If you want to know why recent proposals to create liberal talk-radio and TV networks won’t work, and why conservatives seem to be controlling the national discourse, check out this morning’s Doonesbury cartoon and Geoffery Nunberg’s column in The New York Times. Nunberg writes:

Mr. Bush is hardly an Eisenhower Republican, of course. He’s not about to style himself a “progressive moderate,” much less warn against the dangers of the military-industrial complex. But even if his me-tooism is largely symbolic–and highly selective, at that–it has left the Democrats in a rhetorical bind. Unlike the 1950’s, this is a period of sharp partisan divisions over most important issues, and yet the Democrats are struggling to find language that makes their differences with the administration clear. The phrases that signaled many of the great themes of liberalism–”inclusiveness,” “community,” “corporate responsibility”–have become bland, universally sanctioned values that no longer connote the political program that brought them to the ball.

Political generations are short-lived. And the rhetoric of one cannot carry over into the next because terms that once defined political differences become appropriated across the political spectrum.

In addition, consider the way liberals tend to argue their positions:

Liberals don’t want to hear other liberals sounding like Ann Coulter or Rush Limbaugh.

UPDATE (12:30 p.m.): In answer to e-mail scolding me for that last statement: I am not suggesting that there are no leftist flamers in the media. Rather, I think average liberals find them annoying (leftist and liberal not necessarily being equivalent terms). As a centrist liberal (yes, I feel the need to qualify it) I do not read or otherwise pay attention to, for example, Alexander Cockburn.

5 Responses

  1. Einblick 

    Often people think that such a political position as centrist liberal means that were merely fence sitters who are generally too apathetic to take any form of side.

  2. acline 

    Yes, that’s an accurate description of how some people think. But, in fact, the political spectrum is quite expansive as I’m sure you are aware. Only those of limited political understanding think that the principled positions exist only on the poles (they often have a simplistic, linear understanding of complex political thought).

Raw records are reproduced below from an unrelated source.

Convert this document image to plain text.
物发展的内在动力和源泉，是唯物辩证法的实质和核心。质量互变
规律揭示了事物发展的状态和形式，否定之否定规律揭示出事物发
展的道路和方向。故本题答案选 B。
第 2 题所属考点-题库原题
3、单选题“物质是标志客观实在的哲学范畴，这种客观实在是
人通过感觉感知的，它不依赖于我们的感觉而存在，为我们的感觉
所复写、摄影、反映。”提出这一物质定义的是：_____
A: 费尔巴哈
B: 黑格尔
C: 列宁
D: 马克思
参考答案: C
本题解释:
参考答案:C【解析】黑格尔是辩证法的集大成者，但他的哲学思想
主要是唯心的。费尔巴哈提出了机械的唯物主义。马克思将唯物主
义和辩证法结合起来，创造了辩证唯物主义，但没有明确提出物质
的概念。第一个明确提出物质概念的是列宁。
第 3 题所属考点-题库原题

    Another error such people make is the assumption that centrist thinkers are apathetic–another good observation you made! Polls and numerous political studies, however, indicate that the apathetic most often identify themselves as independent (that’s NOT to say that professed and active independents are apathetic). I’ve always found that a bit curious. The apathetic actually demonstrate a measure of shame in their apathy, hence the desire to grab hold of a label.

    The sad thing about the apathetic citizen grabbing the independent label is that it waters down the truly interesting, and highly principled, positions of many politically-active independents.

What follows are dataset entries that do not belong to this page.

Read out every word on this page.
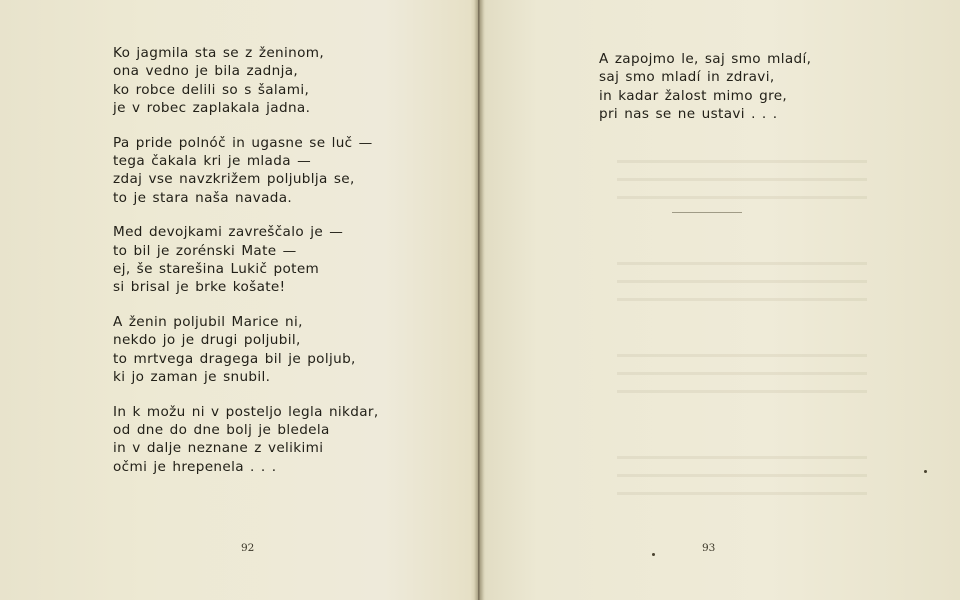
Ko jagmila sta se z ženinom,
ona vedno je bila zadnja,
ko robce delili so s šalami,
je v robec zaplakala jadna.
Pa pride polnóč in ugasne se luč —
tega čakala kri je mlada —
zdaj vse navzkrižem poljublja se,
to je stara naša navada.
Med devojkami zavreščalo je —
to bil je zorénski Mate —
ej, še starešina Lukič potem
si brisal je brke košate!
A ženin poljubil Marice ni,
nekdo jo je drugi poljubil,
to mrtvega dragega bil je poljub,
ki jo zaman je snubil.
In k možu ni v posteljo legla nikdar,
od dne do dne bolj je bledela
in v dalje neznane z velikimi
očmi je hrepenela . . .
92
A zapojmo le, saj smo mladí,
saj smo mladí in zdravi,
in kadar žalost mimo gre,
pri nas se ne ustavi . . .
93
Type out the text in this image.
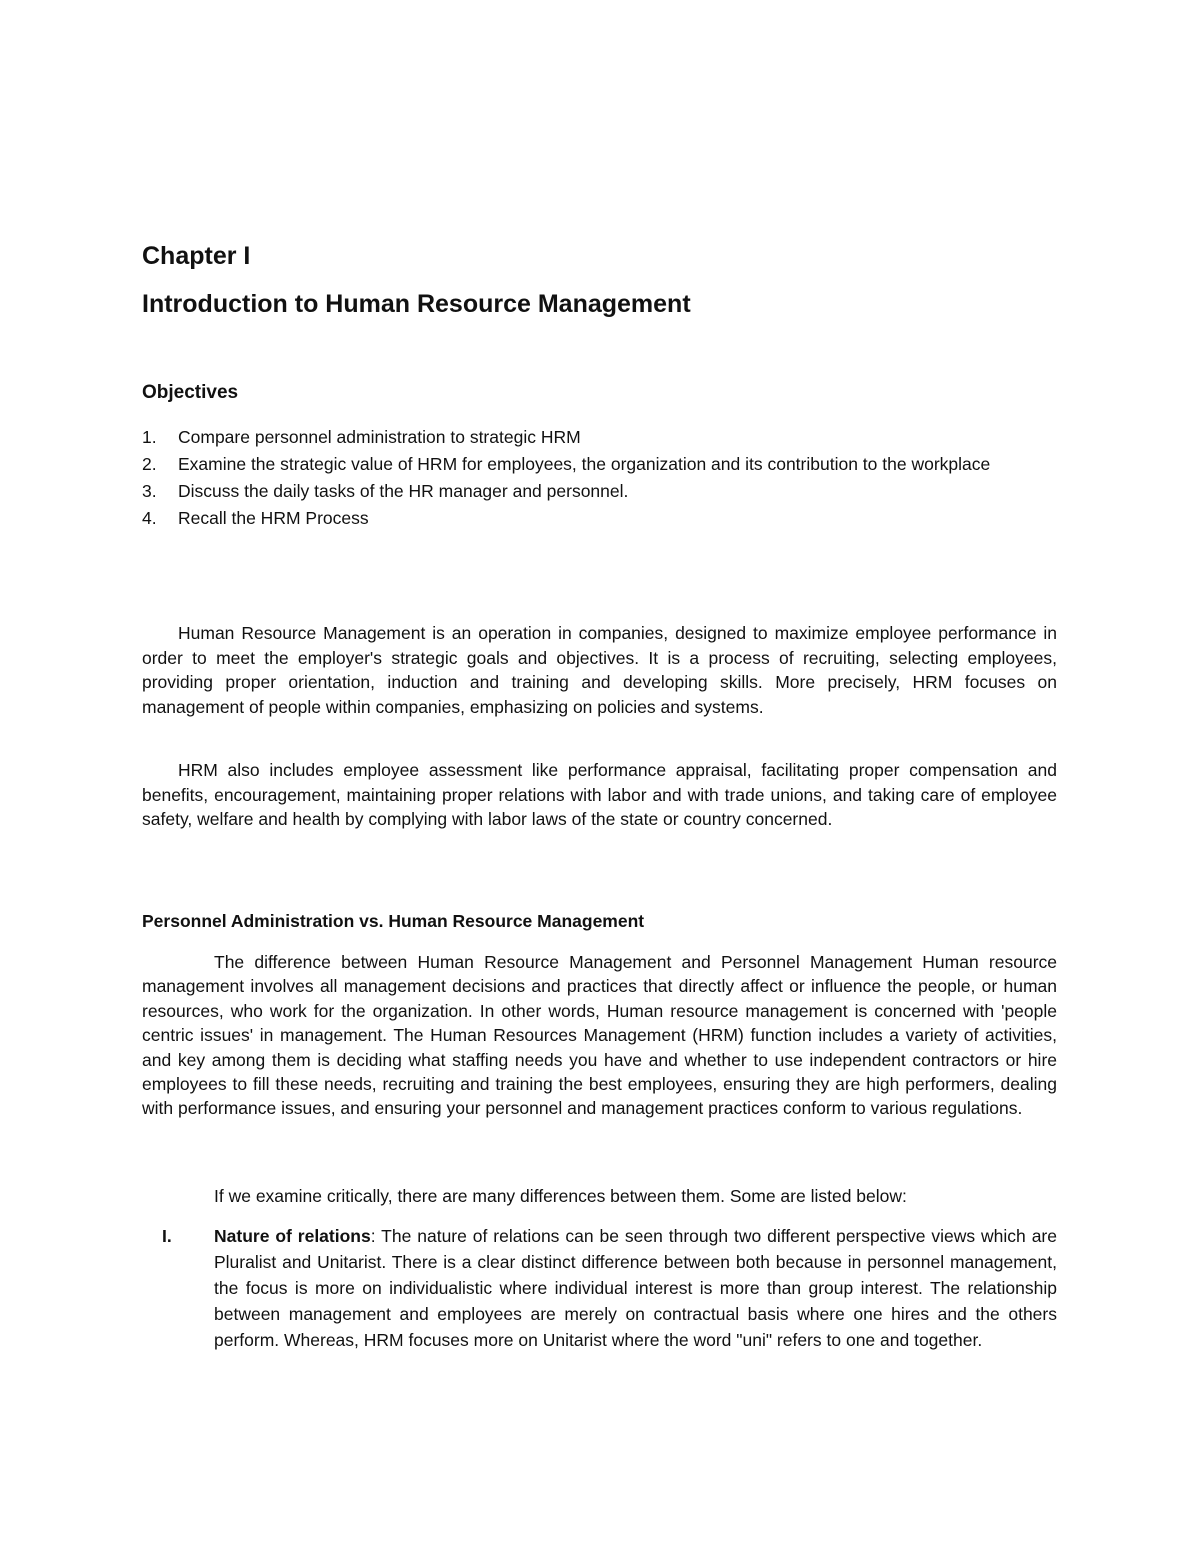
Chapter I
Introduction to Human Resource Management
Objectives
1. Compare personnel administration to strategic HRM
2. Examine the strategic value of HRM for employees, the organization and its contribution to the workplace
3. Discuss the daily tasks of the HR manager and personnel.
4. Recall the HRM Process

Human Resource Management is an operation in companies, designed to maximize employee performance in order to meet the employer's strategic goals and objectives. It is a process of recruiting, selecting employees, providing proper orientation, induction and training and developing skills. More precisely, HRM focuses on management of people within companies, emphasizing on policies and systems.

HRM also includes employee assessment like performance appraisal, facilitating proper compensation and benefits, encouragement, maintaining proper relations with labor and with trade unions, and taking care of employee safety, welfare and health by complying with labor laws of the state or country concerned.

Personnel Administration vs. Human Resource Management

The difference between Human Resource Management and Personnel Management Human resource management involves all management decisions and practices that directly affect or influence the people, or human resources, who work for the organization. In other words, Human resource management is concerned with 'people centric issues' in management. The Human Resources Management (HRM) function includes a variety of activities, and key among them is deciding what staffing needs you have and whether to use independent contractors or hire employees to fill these needs, recruiting and training the best employees, ensuring they are high performers, dealing with performance issues, and ensuring your personnel and management practices conform to various regulations.

If we examine critically, there are many differences between them. Some are listed below:

I. Nature of relations: The nature of relations can be seen through two different perspective views which are Pluralist and Unitarist. There is a clear distinct difference between both because in personnel management, the focus is more on individualistic where individual interest is more than group interest. The relationship between management and employees are merely on contractual basis where one hires and the others perform. Whereas, HRM focuses more on Unitarist where the word "uni" refers to one and together.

    Thanks for your thought-provoking comment!

  3. Bruce Rheinstein 

    Alexander Cockburn is a Marxist, not a liberal. I’m certainly no fan of Coulter, and Limbaugh is more entertainer than serious political commentator, but I think Michael Moore, or maybe Al Franken, would be a more apt comparison.

  4. acline 

    Bruce…good points! (Geez…I’m such a loser!). Cockburn is certainly left, and I want to keep that distinction alive along a simplistic linear model. But, yes, I think perhaps Moore or Franken would be better comparisons in some ways.

    Both Coulter and Limbaugh are entertainers. But that observation does not comment on their socio-political impact, rather it comments on the quality of their performance/thought in society. they are entertainers that some folks take very seriously.

    I would assert that Coutler and Limbaugh have greater impacts on thought than does Franken or Moore. I believe the former sell more books and have more viewers/listeners. And Cockburn…geez, he’s a nobody by comparison.

  5. anna 

    Moore and Franken are anti-American because they think they are being “uber cool.” They are really very much into grabbing their 15 minutes.